L’expression a de quoi faire rire surtout lorsqu’on connaît la commune avec tous ses défis. Mais ça ne devrait pas, explique Gaspard, sexagénaire. Nous le rencontrons au petit centre de la colline Rabiro dans la zone éponyme de la commune : « Mu bu suisse ? Je ne saurais pas situer quand remonte l’expression mais sûrement que cela est en rapport avec le caractère pacifiste des habitants de la commune en comparaison au caractère moins belliqueux du pays helvétique ». Mais sinon, « la commune n’a rien de la Suisse, si ce n’est peut-être le froid », complète Sylvain, la trentaine entamée.

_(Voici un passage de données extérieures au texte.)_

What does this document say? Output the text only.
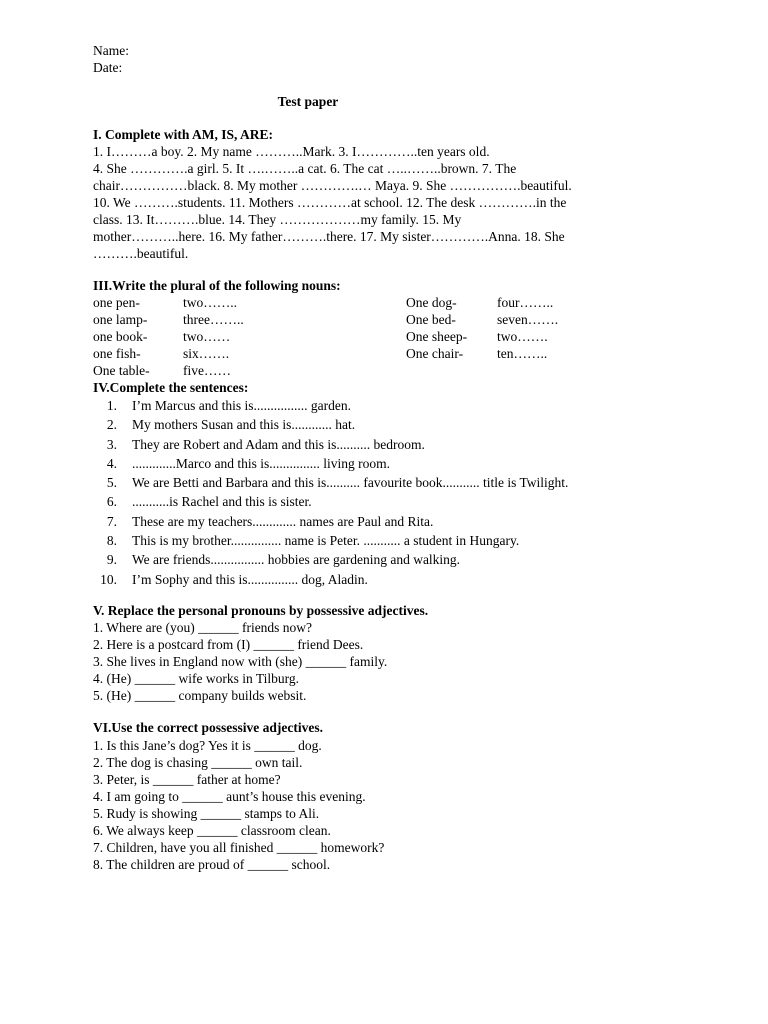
Name:
Date:
Test paper
I. Complete with AM, IS, ARE:
1. I………a boy. 2. My name ………..Mark. 3. I…………..ten years old.
4. She ………….a girl. 5. It ….……..a cat. 6. The cat …..……..brown. 7. The
chair……………black. 8. My mother ………….… Maya. 9. She …………….beautiful.
10. We ……….students. 11. Mothers …………at school. 12. The desk ………….in the
class. 13. It……….blue. 14. They ………………my family. 15. My
mother………..here. 16. My father……….there. 17. My sister………….Anna. 18. She
……….beautiful.
III.Write the plural of the following nouns:
one pen-
one lamp-
one book-
one fish-
One table-
two……..
three……..
two……
six…….
five……
One dog-
One bed-
One sheep-
One chair-
four……..
seven…….
two…….
ten……..
IV.Complete the sentences:
1. I’m Marcus and this is................ garden.
2. My mothers Susan and this is............ hat.
3. They are Robert and Adam and this is.......... bedroom.
4. .............Marco and this is............... living room.
5. We are Betti and Barbara and this is.......... favourite book........... title is Twilight.
6. ...........is Rachel and this is sister.
7. These are my teachers............. names are Paul and Rita.
8. This is my brother............... name is Peter. ........... a student in Hungary.
9. We are friends................ hobbies are gardening and walking.
10. I’m Sophy and this is............... dog, Aladin.
V. Replace the personal pronouns by possessive adjectives.
1. Where are (you) ______ friends now?
2. Here is a postcard from (I) ______ friend Dees.
3. She lives in England now with (she) ______ family.
4. (He) ______ wife works in Tilburg.
5. (He) ______ company builds websit.
VI.Use the correct possessive adjectives.
1. Is this Jane’s dog? Yes it is ______ dog.
2. The dog is chasing ______ own tail.
3. Peter, is ______ father at home?
4. I am going to ______ aunt’s house this evening.
5. Rudy is showing ______ stamps to Ali.
6. We always keep ______ classroom clean.
7. Children, have you all finished ______ homework?
8. The children are proud of ______ school.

Pour le reste, Vugizo est une « commune perdue, enclavée », pour reprendre l’expression de Jeanne, enseignante au Lycée Communale Gishisha. « Avec ses multiples défis, la commune manque presque tout de l’essentiel pour son développement. De l’électricité pour commencer. Imaginer en 2019, le chef-lieu de la commune sans accès à l’électricité ? Comment voulez-vous qu’on se développe ? », s’inquiète la jeune enseignante. Résultat, la commune se vide de son monde, les jeunes surtout. « Même si on ne les a pas encore recensés, ils sont beaucoup à migrer chaque année. Direction, la Zambie, le Mozambique pour la plupart », avance d’un air désolé, Paul, un administratif de la commune. 

« De la paix et du pain »

Pour la petite histoire, contrairement aux autres régions du pays, la seule fois où la commune fut confrontée aux démons ethniques, c’était en 1972. À l’époque, une république (qui fut de courte durée) avait été proclamée à Matyazo, l’actuel site de la paroisse éponyme. Depuis, à part la guerre civile qui ne l’épargnera pas, les habitants de la commune se vouent une cohabitation pacifique à même de faire pâlir d’envie d’autres communes. 

Le seul défi qui hante la commune, c’est son développement : « Notre commune  a été oubliée et délaissée, et cela, depuis longtemps. La seule chose dont nous avons réellement besoin, c’est d’être pris en compte dans les différents projets. Un politique qui ne pensera pas à résoudre ça, il n’a qu’aller voir ailleurs », avertit Armand, 30 ans, au chômage depuis 5 ans. « À l’approche des élections, cela vaut aussi pour les politiques de l’opposition. Qu’ils ne nous vendent pas du vent. Des promesses de toutes les couleurs, on en a entendu assez. Désormais, on ne veut que la concrétisation. Et surtout que notre héritage pacifique ne soit pas troublé. De la paix et du pain après, c’est tout ce que l’on souhaite », semble compléter Diane, tenancière d’une petite boutique près du  chef-lieu de la commune sise à la colline Gikuzi.

Avec ses trois zones (Mpinga, Vugizo et Gishiha), la commune Vugizo est constituée de 20 collines de recensement. Frontalière de la commune Nyanza-lac au sud-ouest, Mabanda au sud-est, Makamba à l’est, Vyanda à l’ouest  et Bururi au nord, la commune Vugizo avait une population estimée à 45.223 habitants au dernier recensement de 2008.